Mr Johnson thanked people for their efforts in containing the virus so far, but said the R rate is still ‘too high’ as it remains above 1.

He also warned ‘the virus is doubling faster’ than the country can conceivably add capacity to NHS hospitals, adding he is ‘truly sorry’ for the ‘anguish’ a second lockdown will cause.

The PM was forced to announce the second lockdown, which comes into effect on Thursday, at a hastily arranged press conference in Downing Street on Saturday after details were leaked to the press the previous evening.

The measures will see pubs, bars, restaurants and non-essential retail closed for four weeks, but schools, colleges, universities and nurseries will remain open.

People will not be allowed to mix indoors with households apart from their own, but will be allowed to exercise and socialise in outdoor public spaces with their household or one other person.

The furlough scheme will also be extended throughout the second lockdown.

‘Let me spell out the medical and moral disaster we face. If we allow our health system to be overwhelmed, exactly as the data now suggests, then that would not only be a disaster for thousands of Covid patients, because their survival rates would fall, we would also reach a point where the NHS was no longer there for everyone,’ The PM added.
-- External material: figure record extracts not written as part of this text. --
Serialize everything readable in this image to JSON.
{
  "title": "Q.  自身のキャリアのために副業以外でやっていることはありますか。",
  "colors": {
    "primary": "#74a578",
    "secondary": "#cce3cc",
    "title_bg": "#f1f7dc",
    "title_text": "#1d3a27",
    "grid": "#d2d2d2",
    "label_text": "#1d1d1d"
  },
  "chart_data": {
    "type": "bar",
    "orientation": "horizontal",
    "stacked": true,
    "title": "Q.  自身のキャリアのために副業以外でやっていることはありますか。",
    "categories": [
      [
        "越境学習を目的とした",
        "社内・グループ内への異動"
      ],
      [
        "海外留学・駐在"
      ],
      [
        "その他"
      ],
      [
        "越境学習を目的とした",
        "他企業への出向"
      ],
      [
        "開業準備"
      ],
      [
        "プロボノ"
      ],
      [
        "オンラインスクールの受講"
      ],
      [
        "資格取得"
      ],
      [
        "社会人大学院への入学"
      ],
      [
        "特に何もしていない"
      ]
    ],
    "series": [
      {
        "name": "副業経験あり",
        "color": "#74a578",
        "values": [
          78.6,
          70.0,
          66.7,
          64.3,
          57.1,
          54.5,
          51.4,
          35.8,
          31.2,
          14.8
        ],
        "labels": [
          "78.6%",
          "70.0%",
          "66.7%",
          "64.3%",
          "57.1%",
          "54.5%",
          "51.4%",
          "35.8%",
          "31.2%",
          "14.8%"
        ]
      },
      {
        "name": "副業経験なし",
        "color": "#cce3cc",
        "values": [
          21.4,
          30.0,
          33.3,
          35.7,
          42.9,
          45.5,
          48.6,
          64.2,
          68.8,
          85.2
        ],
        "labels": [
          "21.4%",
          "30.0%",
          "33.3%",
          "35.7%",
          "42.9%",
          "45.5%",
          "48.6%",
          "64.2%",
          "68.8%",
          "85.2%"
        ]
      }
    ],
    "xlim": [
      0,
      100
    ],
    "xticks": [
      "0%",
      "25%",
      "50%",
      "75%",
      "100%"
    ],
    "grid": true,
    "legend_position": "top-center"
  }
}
‘The sick would be turned away because there was no room in our hospitals. That sacred principle of care for anyone who needs it, whoever they are and wherever, whenever they need it, could be broken for the first time in our lives.
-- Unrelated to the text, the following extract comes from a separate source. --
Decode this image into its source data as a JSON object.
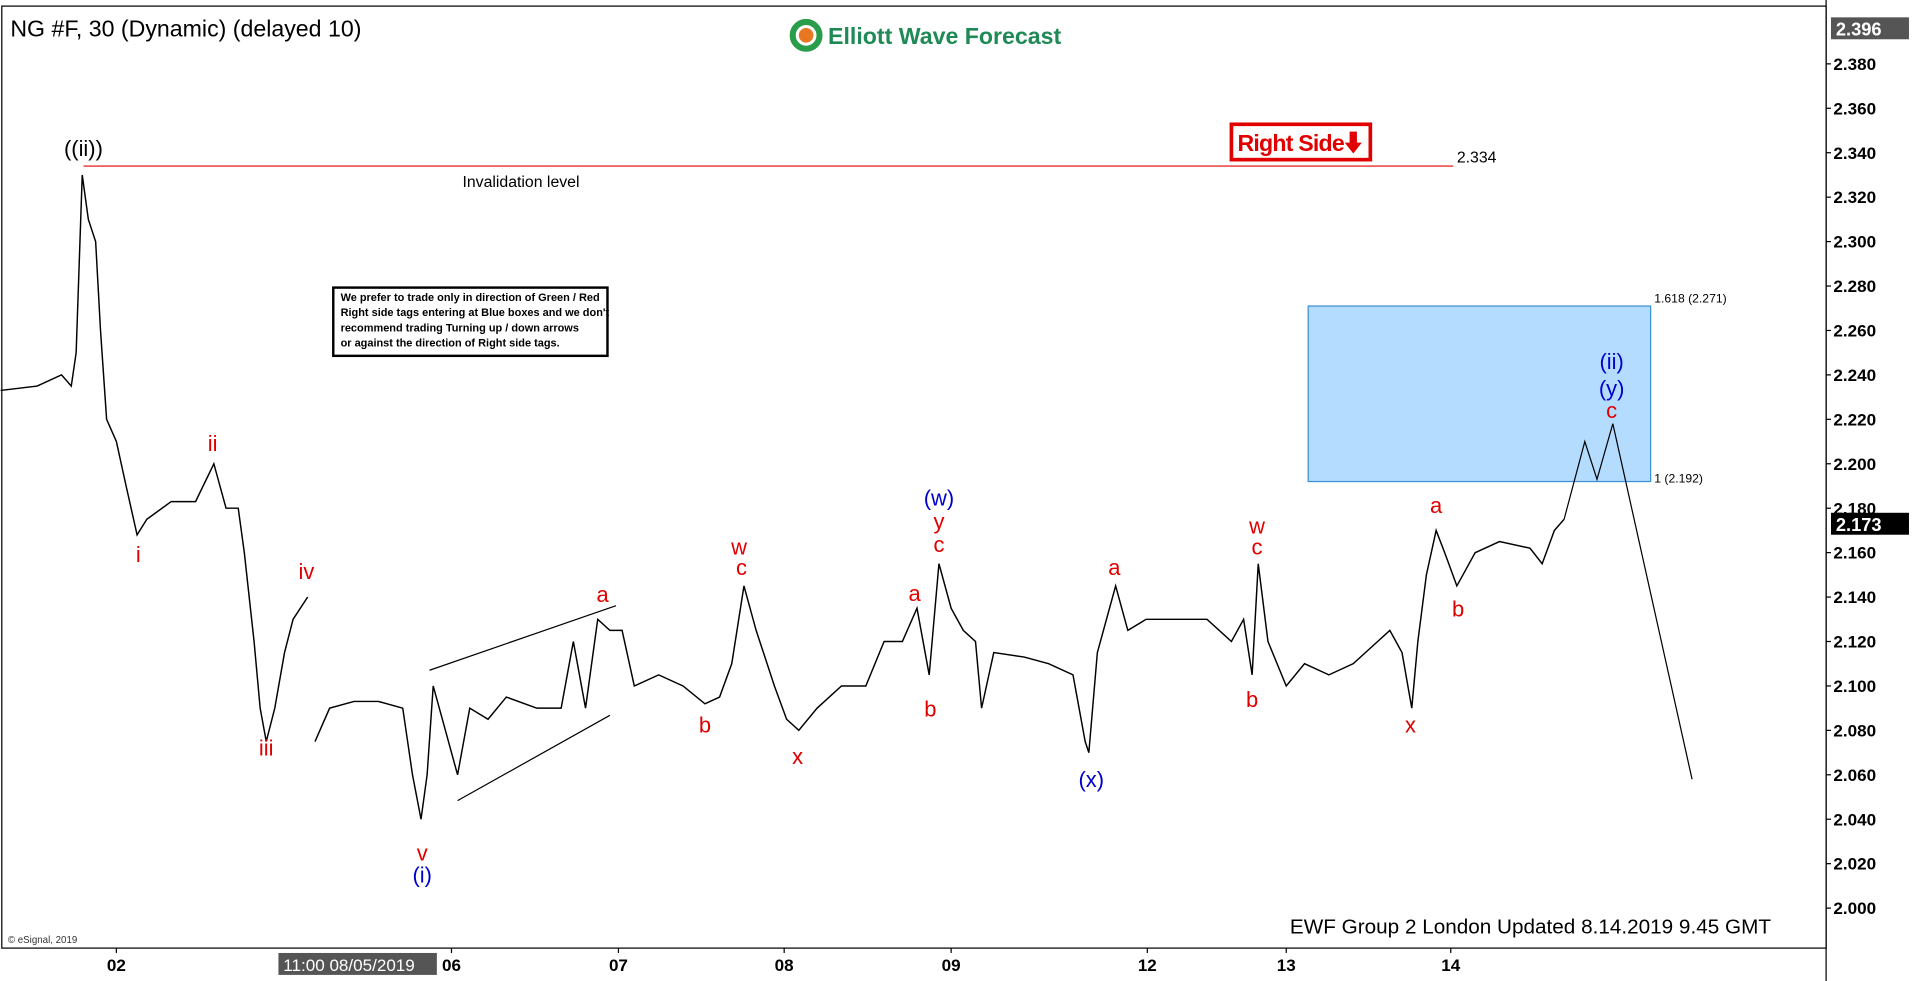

‘Doctors and nurses could be forced to choose which patients to treat, who would live and who would die. And this existential threat to our NHS comes not from focusing too much on coronavirus, but from not focusing enough.

‘If we fail to get coronavirus under control, it is the sheer weight of demand from Covid patients that would deprive others of the care they need. Cancer treatment, heart surgery, other life-saving procedures, all this could be put at risk if we do not get the virus under control.’

It comes after senior Cabinet minister Michael Gove admitted yesterday that the lockdown could be extended past December 2 if the infection rate does not drop enough.

But Mr Johnson said a tiered system will be returned to by December, with the three alert levels as before.

A Number 10 source insisted the measures would be ‘time-limited’ for four weeks.

MPs will debate and vote on the new measures on Wednesday, with several Conservatives likely to rebel against the Government.

Tory ex-minister Sir Desmond Swayne said it would take a ‘huge amount of persuasion for me to vote for this disastrous course of action’.

Former Cabinet minister Esther McVey said she would vote against them because the ‘”lockdown cure” is causing more harm than Covid’.

And 1922 Committee chairman Sir Graham Brady said: ‘If these kinds of measures were being taken in any totalitarian country around the world we would be denouncing it as a form of evil.’

Labour leader Sir Keir Starmer said his party will vote in favour of the restrictions, but he criticised the Government for not introducing the measures sooner.

‘The lockdown now will be longer, it’ll be harder, we’ve just missed half-term and there’s a very human cost to this,’ he added.